Learn - I completed the physiotherapy program, which was new for this year. There were definitely a lot of kinks to be worked out. I was the only pre-physiotherapy student, so I was often left alone to find my way through the hospital and to buy my food for supper, which was difficult because I know zero Spanish. The physiotherapist I worked with was great, he taught me a lot. However he only came into work in the afternoons, so I only got to complete approximately 4 hours per day. I lost one day to the sports medicine rotation and one day to traveling on the Friday afternoon, so I only completed 3 days with the physio for a total of ~12 hours. I was expecting something more like a 40 hour work week to gain experience for when I apply to physiotherapy school, but I was wrong. I was thrown in with the pre-med students for the rest of the time, which some of the stuff like surgeries were cool, however most of it was boring to me (I don't want to be a doctor) and/or didn't apply to me. I would have preferred more physio experience. I had to write the test for the pre-med students on a case study about headaches, which I didn't enjoy at all. I didn't want to come here to study and google headaches, I wanted to go to learn hands-on skills and gain experience to help me get into physio school. No alcohol was permitted during the med rotation week, just an FYI.
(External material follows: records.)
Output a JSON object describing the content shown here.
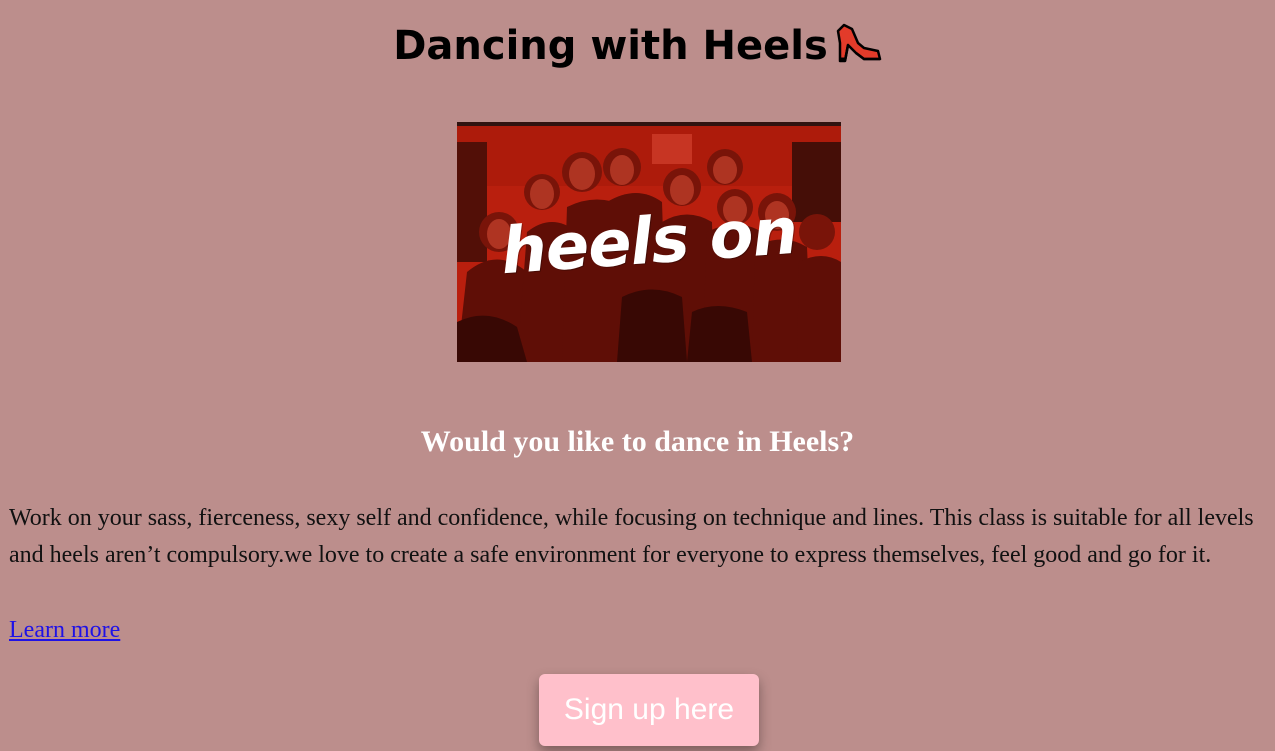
{
  "page": {
    "title": "Dancing with Heels",
    "title_icon": "high-heel-shoe-icon"
  },
  "hero": {
    "overlay_text": "heels on",
    "tint_color": "#c0200e"
  },
  "content": {
    "subheading": "Would you like to dance in Heels?",
    "description": "Work on your sass, fierceness, sexy self and confidence, while focusing on technique and lines. This class is suitable for all levels and heels aren’t compulsory.we love to create a safe environment for everyone to express themselves, feel good and go for it.",
    "learn_more_label": "Learn more"
  },
  "cta": {
    "signup_label": "Sign up here",
    "button_color": "#ffc0cb"
  },
  "colors": {
    "background": "#bc8e8c",
    "link": "#1f12e6"
  }
}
Discover - This was my favourite portion of the trip. We got to hike in the amazon, go tubing in rapids, hike to a waterfall, go on the swing at the end of the world, rappel down a waterfall, among other things. Some of the stops were less exciting than others; two of them we basically went and sat in hot tubs. Most of the other participants wanted to stay up late and drink while on the discover portion of the trip. I wasn't into that as much because we had long and early bus rides (hangover? no thanks...), and some days with physically exerting hikes. The owners of HLD encourage drinking and drinking games to some degree. I was more interested in enjoying my time and seeing the country.
-You'll spend some time playing and/or watching soccer. Soccer and volleyball are both really popular in Ecuador.
-Be prepared for long bus rides. Make sure to have music playlists ready and any other ideas to pass time.
-We got a HLD hoodie and t-shirt given to us part way through the trip. Bring lots of clothes! The only place to do laundry was at the hostel in Quito. You had to give your bag of laundry to the people to wash it, it took a day or two, and was a bit expensive (like $10 or $15 I think?).
-Although speaking Spanish is not required, I found it difficult during the med rotations when I wanted to communicate with the patients. All of the tutors speak English.
-Make sure you have lots of room in your bag going back. Alpaca wool blankets are inexpensive and popular at the markets there. I bought two blankets and a hammock to bring back.
-Bring lots of sunscreen and bug spray!!!!!!
Overall I enjoyed my experience, but I wanted to be truthful about the components I didn't enjoy about the trip.